See also the man page.

Examples

# Lists all not installed packages both from the "cli" category and ~/Documents/pacman_Qe_090124.txt
pakt-sync +cli ~/Documents/pacman_Qe_090124.txt

# Installs all packages listed in the "dev" category file
pakt-sync -S +dev

# Removes all packages listed line-by-line in the ~/Downloads/xorg-packages.txt file
pakt-sync -R ~/Downloads/xorg-packages.txt

# Installs all packages from all categories you have
pakt-sync -S ++

pakt-dry

This one is similar to pakt but there are no Pacman transactions involved. It lets you edit your category files without opening them manually with a text editor.

See also the man page.

Examples

# Prints out the contents of the files "core" and "cli" in the category directory
pakt-dry +core,cli

# Besides the former action, also prints out the contents of ~/Documents/arch_stuff.txt
pakt-dry +core,cli ~/Documents/arch_stuff.txt

# Assigns neovim to the categories "core", "cli" and "dev", regardless whether neovim is actually installed
pakt-dry -S neovim +core,cli,dev

# Removes neovim from category "dev" only but keeps neovim on the system, if it was installed before
pakt-dry -R neovim +dev

# Adds emacs to every category you have, but doesn't install it
pakt-dry -S emacs ++

Installation

git clone --depth 1 https://github.com/mrminede/pakt
cd pakt
sudo sh install.sh

When you're done, you can remove the source code directory.

Uninstallation

cd pakt
sudo sh uninstall.sh

for if you still have the source code directory.

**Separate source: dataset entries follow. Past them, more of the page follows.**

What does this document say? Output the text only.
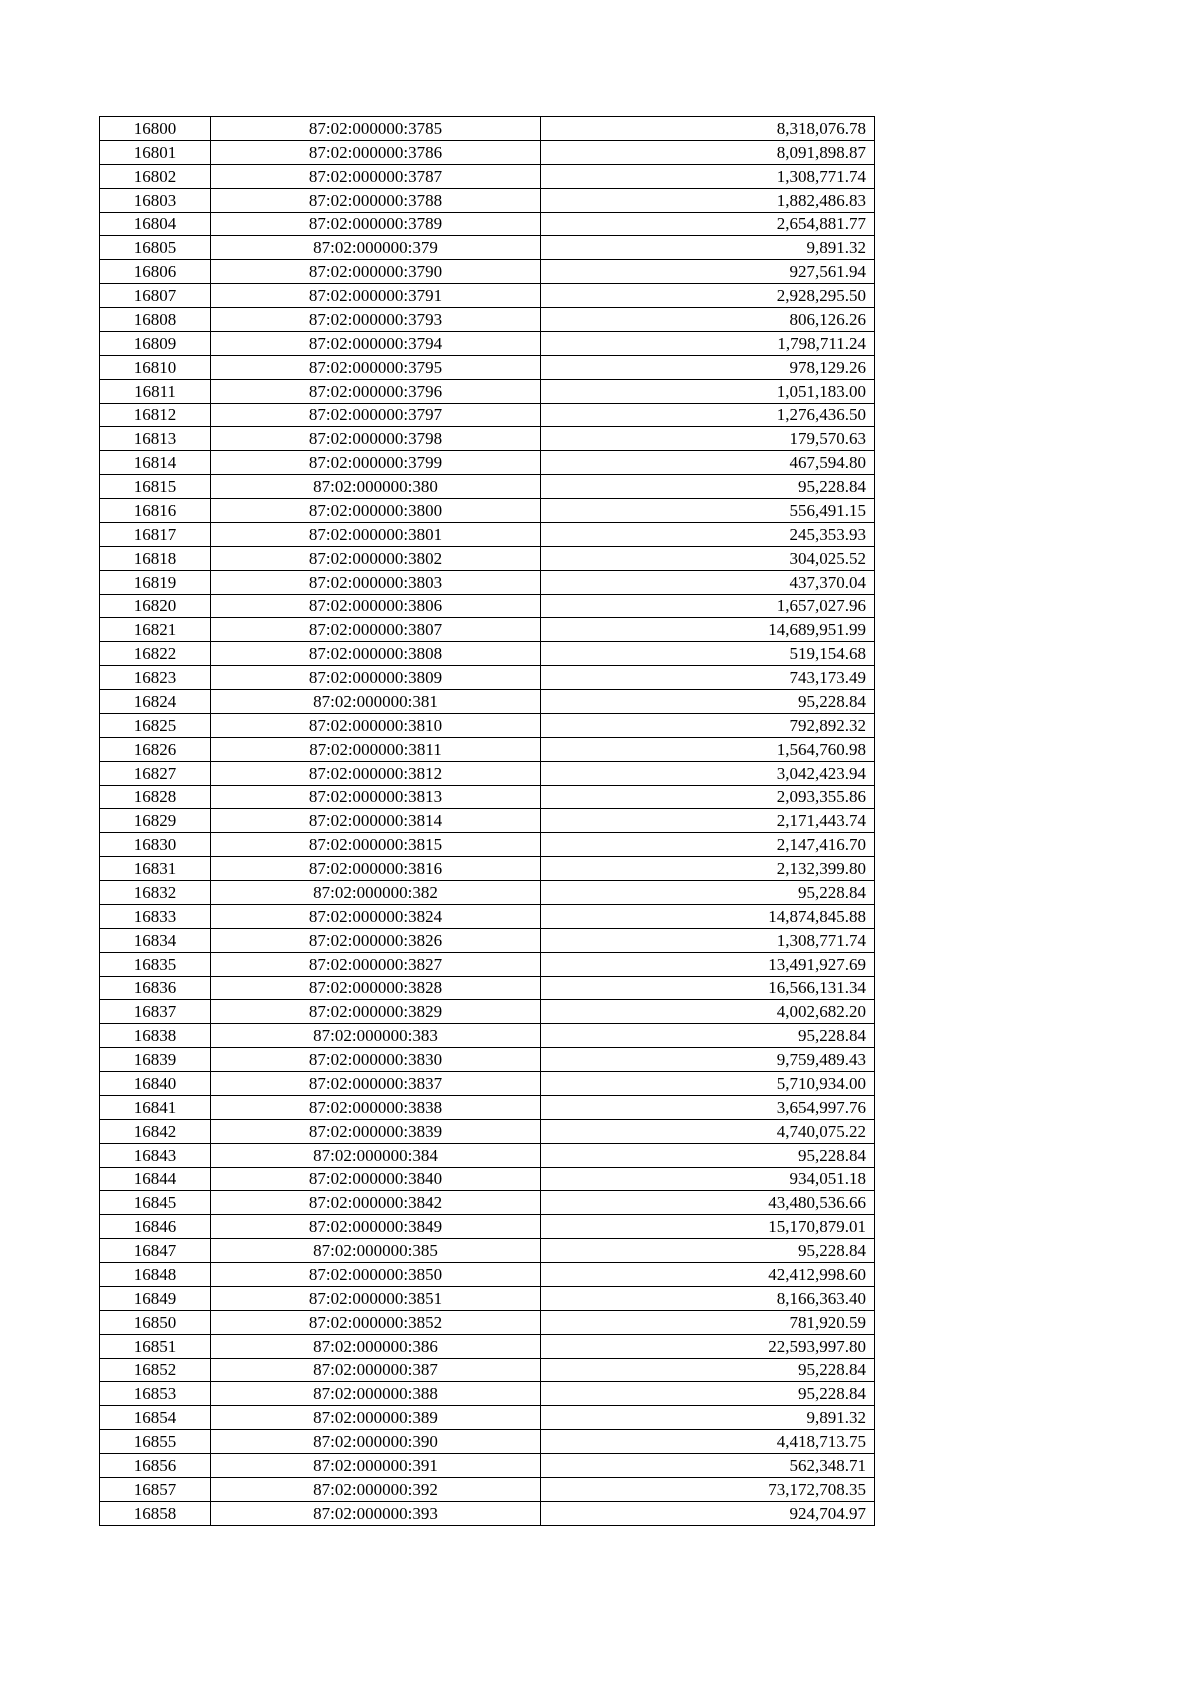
16800	87:02:000000:3785	8,318,076.78
16801	87:02:000000:3786	8,091,898.87
16802	87:02:000000:3787	1,308,771.74
16803	87:02:000000:3788	1,882,486.83
16804	87:02:000000:3789	2,654,881.77
16805	87:02:000000:379	9,891.32
16806	87:02:000000:3790	927,561.94
16807	87:02:000000:3791	2,928,295.50
16808	87:02:000000:3793	806,126.26
16809	87:02:000000:3794	1,798,711.24
16810	87:02:000000:3795	978,129.26
16811	87:02:000000:3796	1,051,183.00
16812	87:02:000000:3797	1,276,436.50
16813	87:02:000000:3798	179,570.63
16814	87:02:000000:3799	467,594.80
16815	87:02:000000:380	95,228.84
16816	87:02:000000:3800	556,491.15
16817	87:02:000000:3801	245,353.93
16818	87:02:000000:3802	304,025.52
16819	87:02:000000:3803	437,370.04
16820	87:02:000000:3806	1,657,027.96
16821	87:02:000000:3807	14,689,951.99
16822	87:02:000000:3808	519,154.68
16823	87:02:000000:3809	743,173.49
16824	87:02:000000:381	95,228.84
16825	87:02:000000:3810	792,892.32
16826	87:02:000000:3811	1,564,760.98
16827	87:02:000000:3812	3,042,423.94
16828	87:02:000000:3813	2,093,355.86
16829	87:02:000000:3814	2,171,443.74
16830	87:02:000000:3815	2,147,416.70
16831	87:02:000000:3816	2,132,399.80
16832	87:02:000000:382	95,228.84
16833	87:02:000000:3824	14,874,845.88
16834	87:02:000000:3826	1,308,771.74
16835	87:02:000000:3827	13,491,927.69
16836	87:02:000000:3828	16,566,131.34
16837	87:02:000000:3829	4,002,682.20
16838	87:02:000000:383	95,228.84
16839	87:02:000000:3830	9,759,489.43
16840	87:02:000000:3837	5,710,934.00
16841	87:02:000000:3838	3,654,997.76
16842	87:02:000000:3839	4,740,075.22
16843	87:02:000000:384	95,228.84
16844	87:02:000000:3840	934,051.18
16845	87:02:000000:3842	43,480,536.66
16846	87:02:000000:3849	15,170,879.01
16847	87:02:000000:385	95,228.84
16848	87:02:000000:3850	42,412,998.60
16849	87:02:000000:3851	8,166,363.40
16850	87:02:000000:3852	781,920.59
16851	87:02:000000:386	22,593,997.80
16852	87:02:000000:387	95,228.84
16853	87:02:000000:388	95,228.84
16854	87:02:000000:389	9,891.32
16855	87:02:000000:390	4,418,713.75
16856	87:02:000000:391	562,348.71
16857	87:02:000000:392	73,172,708.35
16858	87:02:000000:393	924,704.97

Alternatively:

curl -LsS https://raw.githubusercontent.com/mrminede/pakt/main/uninstall.sh | sudo sh

Configuration

The configuration is usually done in /etc/pakt.conf. By exporting a PAKT_CONF_PATH variable in your shell config (e.g. ~/.bashrc), you can set another path for pakt.conf.

In the file, you can choose an AUR helper for pakt to wrap around, or just keep Pacman.

You can also assign multiple categories that package names go into by default. Out of the box, it's just "default". But you can also set none.